Bij uitspraak van 16 maart 2017 heeft de rechtbank het door [appellant] en AGRAforce daartegen ingestelde beroep gegrond verklaard, het besluit van 9 augustus 2018 vernietigd en het college opgedragen om met inachtneming van deze uitspraak een nieuw besluit op het gemaakte bezwaar te nemen. Deze uitspraak is aangehecht.
Tegen deze uitspraak hebben [appellant] en AGRAforce hoger beroep ingesteld.
Bij besluit van 23 juni 2017 heeft het college het door [appellant] en AGRAforce gemaakte bezwaar opnieuw ongegrond verklaard.
Het college heeft een schriftelijke uiteenzetting gegeven en voorwaardelijk incidenteel hoger beroep ingesteld.
Bij besluit van 22 mei 2018 heeft het college aan [belanghebbende] een kampeervergunning verleend voor uitbreiding van een kleinschalig kampeerterrein aan de [locatie 1] te Gapinge van 15 naar 18 plaatsen, geldig voor bepaalde tijd, namelijk voor een periode van drie jaren.
De Afdeling heeft de zaak ter zitting behandeld op 31 augustus 2018, waar [appellant] en AGRAforce, vertegenwoordigd door [gemachtigde], rechtsbijstandsverlener te Veere, zijn verschenen.
Overwegingen
1. [belanghebbende] exploiteert [minicamping], een kleinschalig kampeerterrein op het perceel [locatie 1] te Gapinge, gemeente Veere.

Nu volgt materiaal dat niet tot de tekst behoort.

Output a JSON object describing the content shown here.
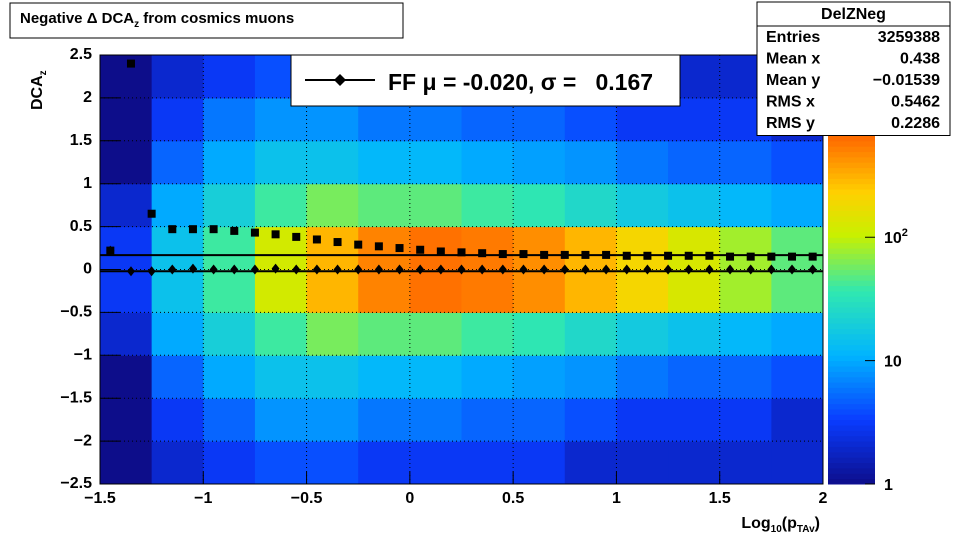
{
  "chart_data": {
    "type": "heatmap",
    "title": [
      {
        "text": "Negative Δ DCA"
      },
      {
        "text": "z",
        "sub": true
      },
      {
        "text": " from cosmics muons"
      }
    ],
    "xlabel": [
      {
        "text": "Log"
      },
      {
        "text": "10",
        "sub": true
      },
      {
        "text": "(p"
      },
      {
        "text": "TAv",
        "sub": true
      },
      {
        "text": ")"
      }
    ],
    "ylabel": [
      {
        "text": "DCA"
      },
      {
        "text": "z",
        "sub": true
      }
    ],
    "xlim": [
      -1.5,
      2
    ],
    "ylim": [
      -2.5,
      2.5
    ],
    "xticks": [
      {
        "value": -1.5,
        "label": "−1.5"
      },
      {
        "value": -1,
        "label": "−1"
      },
      {
        "value": -0.5,
        "label": "−0.5"
      },
      0,
      0.5,
      1,
      1.5,
      2
    ],
    "yticks": [
      {
        "value": -2.5,
        "label": "−2.5"
      },
      {
        "value": -2,
        "label": "−2"
      },
      {
        "value": -1.5,
        "label": "−1.5"
      },
      {
        "value": -1,
        "label": "−1"
      },
      {
        "value": -0.5,
        "label": "−0.5"
      },
      0,
      0.5,
      1,
      1.5,
      2,
      2.5
    ],
    "grid": true,
    "log_z": true,
    "zlim": [
      1,
      3000
    ],
    "zticks": [
      1,
      10,
      {
        "value": 100,
        "label": "10",
        "exponent": "2"
      }
    ],
    "xbins": [
      -1.5,
      -1.25,
      -1,
      -0.75,
      -0.5,
      -0.25,
      0,
      0.25,
      0.5,
      0.75,
      1,
      1.25,
      1.5,
      1.75,
      2
    ],
    "ybins": [
      -2.5,
      -2,
      -1.5,
      -1,
      -0.5,
      0,
      0.5,
      1,
      1.5,
      2,
      2.5
    ],
    "z": [
      [
        1,
        2,
        3,
        4,
        4,
        3,
        3,
        3,
        3,
        2,
        2,
        2,
        2,
        2
      ],
      [
        1,
        3,
        5,
        8,
        8,
        6,
        6,
        5,
        5,
        4,
        3,
        3,
        3,
        2
      ],
      [
        1,
        5,
        10,
        15,
        15,
        12,
        12,
        10,
        9,
        8,
        6,
        5,
        5,
        4
      ],
      [
        2,
        10,
        20,
        40,
        60,
        50,
        50,
        40,
        35,
        25,
        18,
        15,
        12,
        10
      ],
      [
        3,
        15,
        40,
        120,
        300,
        500,
        600,
        550,
        450,
        300,
        200,
        130,
        80,
        50
      ],
      [
        3,
        15,
        40,
        120,
        300,
        500,
        600,
        550,
        450,
        300,
        200,
        130,
        80,
        50
      ],
      [
        2,
        10,
        20,
        40,
        60,
        50,
        50,
        40,
        35,
        25,
        18,
        15,
        12,
        10
      ],
      [
        1,
        5,
        10,
        15,
        15,
        12,
        12,
        10,
        9,
        8,
        6,
        5,
        5,
        4
      ],
      [
        1,
        3,
        6,
        8,
        8,
        6,
        6,
        5,
        5,
        4,
        3,
        3,
        3,
        2
      ],
      [
        1,
        2,
        3,
        4,
        4,
        3,
        3,
        3,
        3,
        2,
        2,
        2,
        2,
        2
      ]
    ],
    "x": [
      -1.45,
      -1.35,
      -1.25,
      -1.15,
      -1.05,
      -0.95,
      -0.85,
      -0.75,
      -0.65,
      -0.55,
      -0.45,
      -0.35,
      -0.25,
      -0.15,
      -0.05,
      0.05,
      0.15,
      0.25,
      0.35,
      0.45,
      0.55,
      0.65,
      0.75,
      0.85,
      0.95,
      1.05,
      1.15,
      1.25,
      1.35,
      1.45,
      1.55,
      1.65,
      1.75,
      1.85,
      1.95
    ],
    "series": [
      {
        "marker": "square",
        "color": "#000000",
        "values": [
          0.22,
          2.4,
          0.65,
          0.47,
          0.47,
          0.47,
          0.45,
          0.43,
          0.41,
          0.38,
          0.35,
          0.32,
          0.29,
          0.27,
          0.25,
          0.23,
          0.21,
          0.2,
          0.19,
          0.18,
          0.18,
          0.17,
          0.17,
          0.17,
          0.17,
          0.16,
          0.16,
          0.16,
          0.16,
          0.16,
          0.15,
          0.15,
          0.15,
          0.15,
          0.15
        ]
      },
      {
        "marker": "diamond",
        "color": "#000000",
        "values": [
          0.22,
          -0.02,
          -0.02,
          0.0,
          0.01,
          0.0,
          0.0,
          0.0,
          0.01,
          0.0,
          0.0,
          0.0,
          0.0,
          0.0,
          0.0,
          0.0,
          0.0,
          0.0,
          0.0,
          0.0,
          0.0,
          0.0,
          0.0,
          0.0,
          0.0,
          0.0,
          0.0,
          0.0,
          0.0,
          0.0,
          0.0,
          0.0,
          0.0,
          0.0,
          0.0
        ]
      }
    ],
    "hlines": [
      0.167,
      -0.02
    ],
    "legend": {
      "text": "FF μ = -0.020, σ =   0.167"
    },
    "stats": {
      "title": "DelZNeg",
      "rows": [
        [
          "Entries",
          "3259388"
        ],
        [
          "Mean x",
          "0.438"
        ],
        [
          "Mean y",
          "−0.01539"
        ],
        [
          "RMS x",
          "0.5462"
        ],
        [
          "RMS y",
          "0.2286"
        ]
      ]
    }
  }
}
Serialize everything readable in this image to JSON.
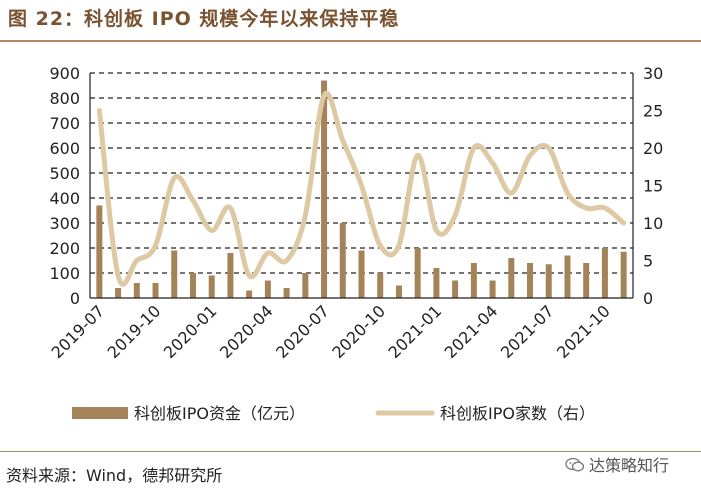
{
  "header": {
    "title": "图 22：科创板 IPO 规模今年以来保持平稳"
  },
  "footer": {
    "source": "资料来源：Wind，德邦研究所",
    "watermark": "达策略知行",
    "watermark_icon": "wechat-icon"
  },
  "colors": {
    "bar": "#a58359",
    "line": "#ddc9a4",
    "accent": "#7a5230"
  },
  "chart_data": {
    "type": "bar+line",
    "title": "科创板 IPO 规模今年以来保持平稳",
    "categories": [
      "2019-07",
      "2019-08",
      "2019-09",
      "2019-10",
      "2019-11",
      "2019-12",
      "2020-01",
      "2020-02",
      "2020-03",
      "2020-04",
      "2020-05",
      "2020-06",
      "2020-07",
      "2020-08",
      "2020-09",
      "2020-10",
      "2020-11",
      "2020-12",
      "2021-01",
      "2021-02",
      "2021-03",
      "2021-04",
      "2021-05",
      "2021-06",
      "2021-07",
      "2021-08",
      "2021-09",
      "2021-10",
      "2021-11"
    ],
    "x_tick_labels": [
      "2019-07",
      "2019-10",
      "2020-01",
      "2020-04",
      "2020-07",
      "2020-10",
      "2021-01",
      "2021-04",
      "2021-07",
      "2021-10"
    ],
    "y_left": {
      "min": 0,
      "max": 900,
      "step": 100,
      "ticks": [
        "0",
        "100",
        "200",
        "300",
        "400",
        "500",
        "600",
        "700",
        "800",
        "900"
      ]
    },
    "y_right": {
      "min": 0,
      "max": 30,
      "step": 5,
      "ticks": [
        "0",
        "5",
        "10",
        "15",
        "20",
        "25",
        "30"
      ]
    },
    "grid": "horizontal dashed",
    "legend_position": "bottom-center",
    "series": [
      {
        "name": "科创板IPO资金（亿元）",
        "type": "bar",
        "axis": "left",
        "values": [
          370,
          40,
          60,
          60,
          190,
          100,
          90,
          180,
          30,
          70,
          40,
          100,
          870,
          300,
          190,
          100,
          50,
          200,
          120,
          70,
          140,
          70,
          160,
          140,
          135,
          170,
          140,
          200,
          185
        ]
      },
      {
        "name": "科创板IPO家数（右）",
        "type": "line",
        "axis": "right",
        "values": [
          25,
          3,
          5,
          7,
          16,
          13,
          9,
          12,
          3,
          6,
          5,
          11,
          27,
          21,
          15,
          7,
          7,
          19,
          9,
          11,
          20,
          18,
          14,
          19,
          20,
          14,
          12,
          12,
          10
        ]
      }
    ]
  }
}
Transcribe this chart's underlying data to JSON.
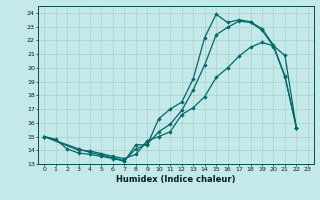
{
  "xlabel": "Humidex (Indice chaleur)",
  "bg_color": "#c5e8e8",
  "grid_color": "#a8d0d0",
  "line_color": "#006868",
  "xlim": [
    -0.5,
    23.5
  ],
  "ylim": [
    13,
    24.5
  ],
  "yticks": [
    13,
    14,
    15,
    16,
    17,
    18,
    19,
    20,
    21,
    22,
    23,
    24
  ],
  "xticks": [
    0,
    1,
    2,
    3,
    4,
    5,
    6,
    7,
    8,
    9,
    10,
    11,
    12,
    13,
    14,
    15,
    16,
    17,
    18,
    19,
    20,
    21,
    22,
    23
  ],
  "line1_x": [
    0,
    1,
    2,
    3,
    4,
    5,
    6,
    7,
    8,
    9,
    10,
    11,
    12,
    13,
    14,
    15,
    16,
    17,
    18,
    19,
    20,
    21,
    22
  ],
  "line1_y": [
    15.0,
    14.8,
    14.1,
    13.8,
    13.7,
    13.55,
    13.4,
    13.2,
    14.4,
    14.4,
    16.3,
    17.0,
    17.5,
    19.2,
    22.2,
    23.9,
    23.3,
    23.5,
    23.35,
    22.85,
    21.65,
    19.4,
    15.65
  ],
  "line2_x": [
    0,
    3,
    4,
    5,
    6,
    7,
    8,
    9,
    10,
    11,
    12,
    13,
    14,
    15,
    16,
    17,
    18,
    19,
    20,
    21,
    22
  ],
  "line2_y": [
    15.0,
    14.0,
    13.95,
    13.75,
    13.55,
    13.4,
    13.7,
    14.7,
    15.0,
    15.35,
    16.6,
    17.1,
    17.9,
    19.3,
    20.0,
    20.85,
    21.5,
    21.85,
    21.6,
    20.9,
    15.6
  ],
  "line3_x": [
    0,
    3,
    4,
    5,
    6,
    7,
    8,
    9,
    10,
    11,
    12,
    13,
    14,
    15,
    16,
    17,
    18,
    19,
    20,
    21,
    22
  ],
  "line3_y": [
    15.0,
    14.1,
    13.85,
    13.65,
    13.45,
    13.25,
    14.1,
    14.45,
    15.35,
    15.9,
    16.9,
    18.4,
    20.2,
    22.4,
    22.95,
    23.4,
    23.3,
    22.75,
    21.55,
    19.35,
    15.65
  ]
}
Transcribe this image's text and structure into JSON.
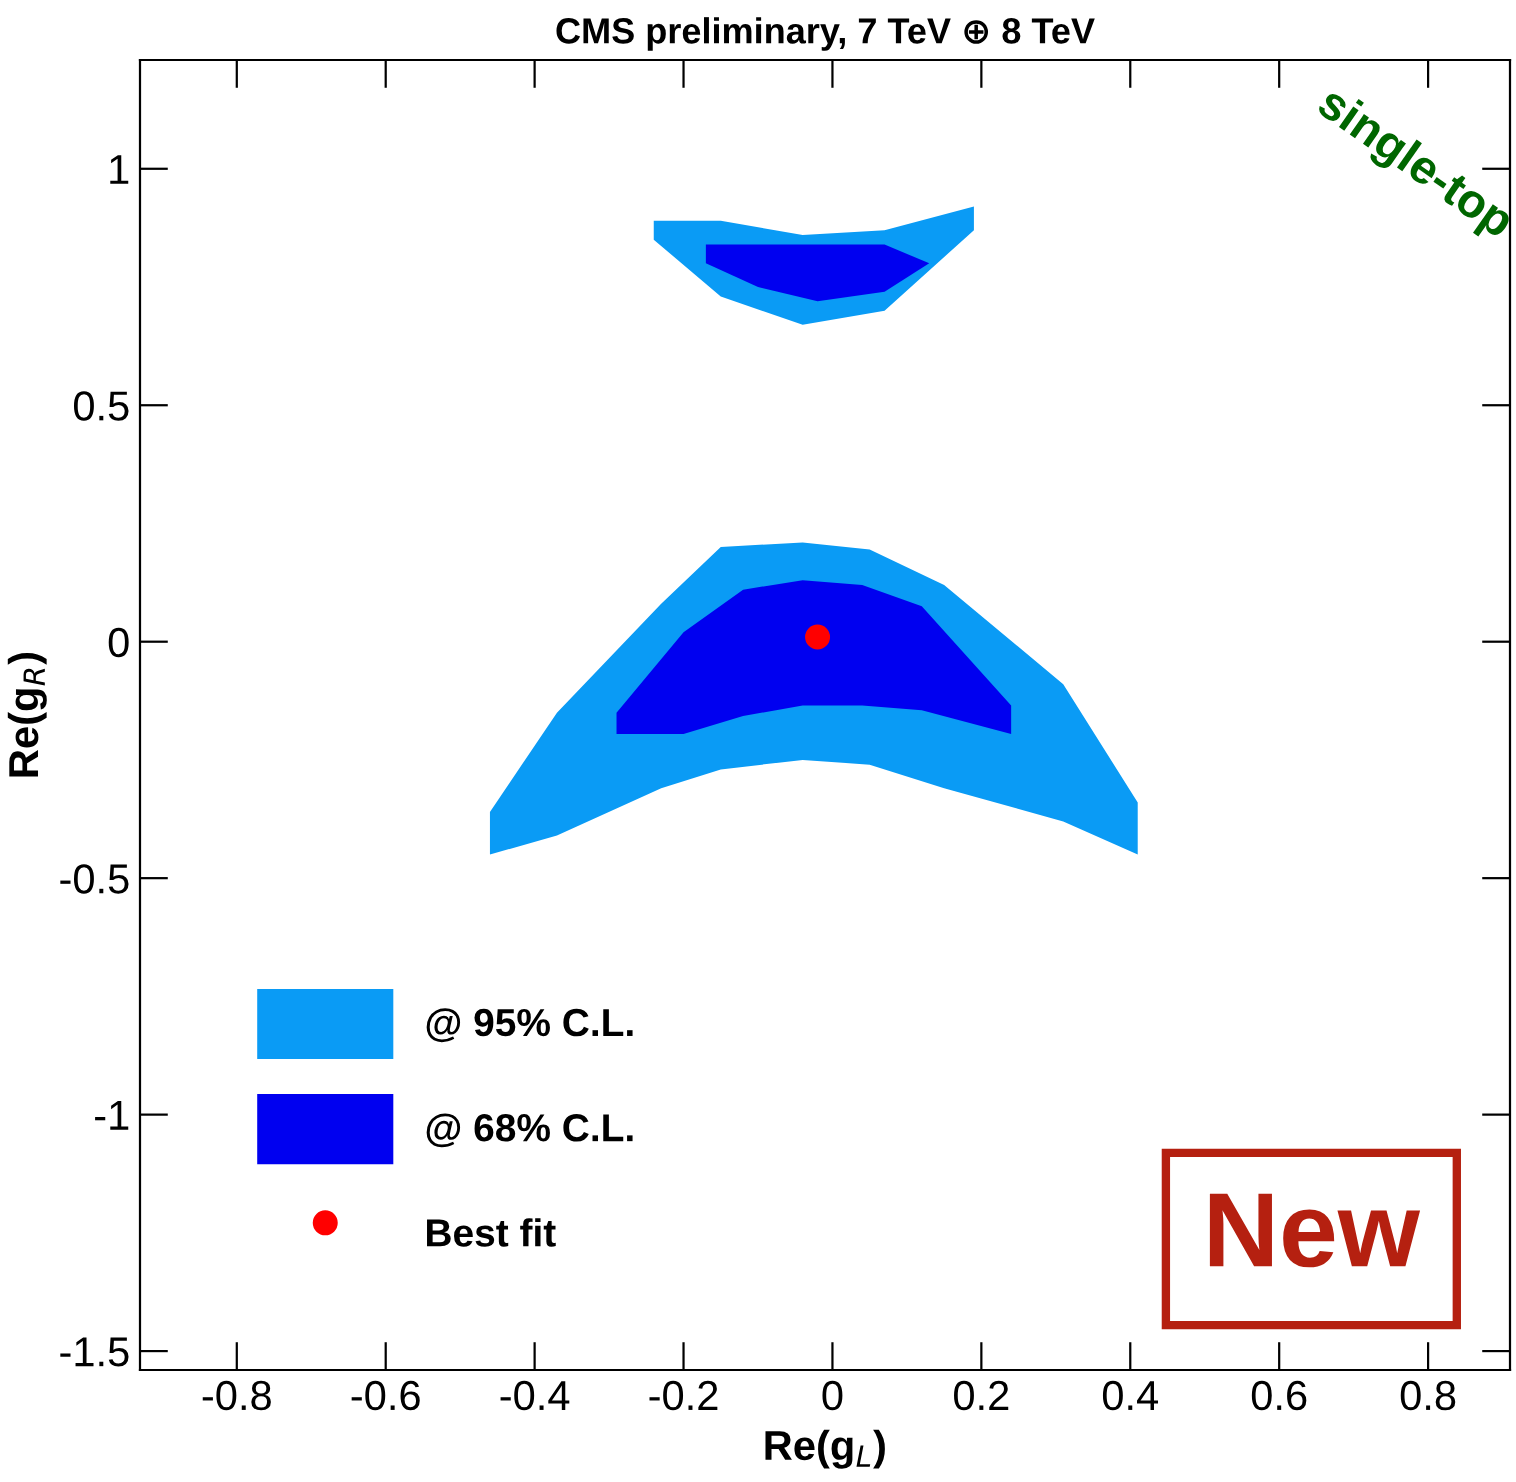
{
  "chart_data": {
    "type": "area",
    "title": "CMS preliminary, 7 TeV ⊕ 8 TeV",
    "xlabel": "Re(g$_{L}$)",
    "ylabel": "Re(g$_{R}$)",
    "xlim": [
      -0.93,
      0.91
    ],
    "ylim": [
      -1.54,
      1.23
    ],
    "xticks": [
      -0.8,
      -0.6,
      -0.4,
      -0.2,
      0,
      0.2,
      0.4,
      0.6,
      0.8
    ],
    "yticks": [
      -1.5,
      -1,
      -0.5,
      0,
      0.5,
      1
    ],
    "grid": false,
    "legend": "bottom left",
    "annotations": [
      "single-top",
      "New"
    ],
    "series": [
      {
        "name": "@ 95% C.L.",
        "type": "area",
        "color": "#0a9bf5",
        "x": [
          -0.46,
          -0.37,
          -0.23,
          -0.15,
          -0.04,
          0.05,
          0.15,
          0.31,
          0.41,
          0.41,
          0.31,
          0.15,
          0.05,
          -0.04,
          -0.15,
          -0.23,
          -0.37,
          -0.46
        ],
        "values": [
          -0.36,
          -0.15,
          0.08,
          0.2,
          0.21,
          0.195,
          0.12,
          -0.09,
          -0.34,
          -0.45,
          -0.38,
          -0.31,
          -0.26,
          -0.25,
          -0.27,
          -0.31,
          -0.41,
          -0.45
        ]
      },
      {
        "type": "area",
        "color": "#0a9bf5",
        "x": [
          -0.24,
          -0.15,
          -0.04,
          0.07,
          0.19,
          0.19,
          0.07,
          -0.04,
          -0.15,
          -0.24
        ],
        "values": [
          0.89,
          0.89,
          0.86,
          0.87,
          0.92,
          0.87,
          0.7,
          0.67,
          0.73,
          0.85
        ]
      },
      {
        "name": "@ 68% C.L.",
        "type": "area",
        "color": "#0000f0",
        "x": [
          -0.29,
          -0.2,
          -0.12,
          -0.04,
          0.04,
          0.12,
          0.24,
          0.24,
          0.12,
          0.04,
          -0.04,
          -0.12,
          -0.2,
          -0.29
        ],
        "values": [
          -0.15,
          0.02,
          0.11,
          0.13,
          0.12,
          0.075,
          -0.135,
          -0.195,
          -0.145,
          -0.135,
          -0.135,
          -0.157,
          -0.195,
          -0.195
        ]
      },
      {
        "type": "area",
        "color": "#0000f0",
        "x": [
          -0.17,
          -0.1,
          -0.02,
          0.07,
          0.13,
          0.07,
          -0.02,
          -0.1,
          -0.17
        ],
        "values": [
          0.84,
          0.84,
          0.84,
          0.84,
          0.8,
          0.74,
          0.72,
          0.75,
          0.8
        ]
      },
      {
        "name": "Best fit",
        "type": "scatter",
        "color": "#ff0000",
        "marker": "circle",
        "x": [
          -0.02
        ],
        "values": [
          0.01
        ]
      }
    ]
  }
}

[appellant] is eigenaar van het perceel [locatie 2] te Veere en woont daar. Op het perceel is tevens [camping] gevestigd. Voor de exploitatie daarvan is aan [appellant] een kampeervergunning verleend. [appellant] verhuurt de camping aan AGRAforce. AGRAforce exploiteert de camping.
[belanghebbende] heeft op 7 oktober 2014 een aanvraag ingediend voor verlening van een kampeervergunning voor uitbreiding van [minicamping] van 15 naar 18 plaatsen (hierna: de aanvraag).
Na de aanvraag eerst voor bepaalde tijd te hebben ingewilligd, heeft het college de aanvraag bij besluit van 18 februari 2016 voor onbepaalde tijd ingewilligd. Bij besluit van 9 augustus 2016 heeft het college het daartegen door [appellant] en AGRAforce gemaakte bezwaar ongegrond verklaard en de voor onbepaalde tijd verleende kampeervergunning gehandhaafd.
Bij de aangevallen uitspraak heeft de rechtbank het besluit van 9 augustus 2016 slechts naar aanleiding van één van de door [appellant] en AGRAforce aangevoerde beroepsgronden op grond van een motiveringsgebrek vernietigd.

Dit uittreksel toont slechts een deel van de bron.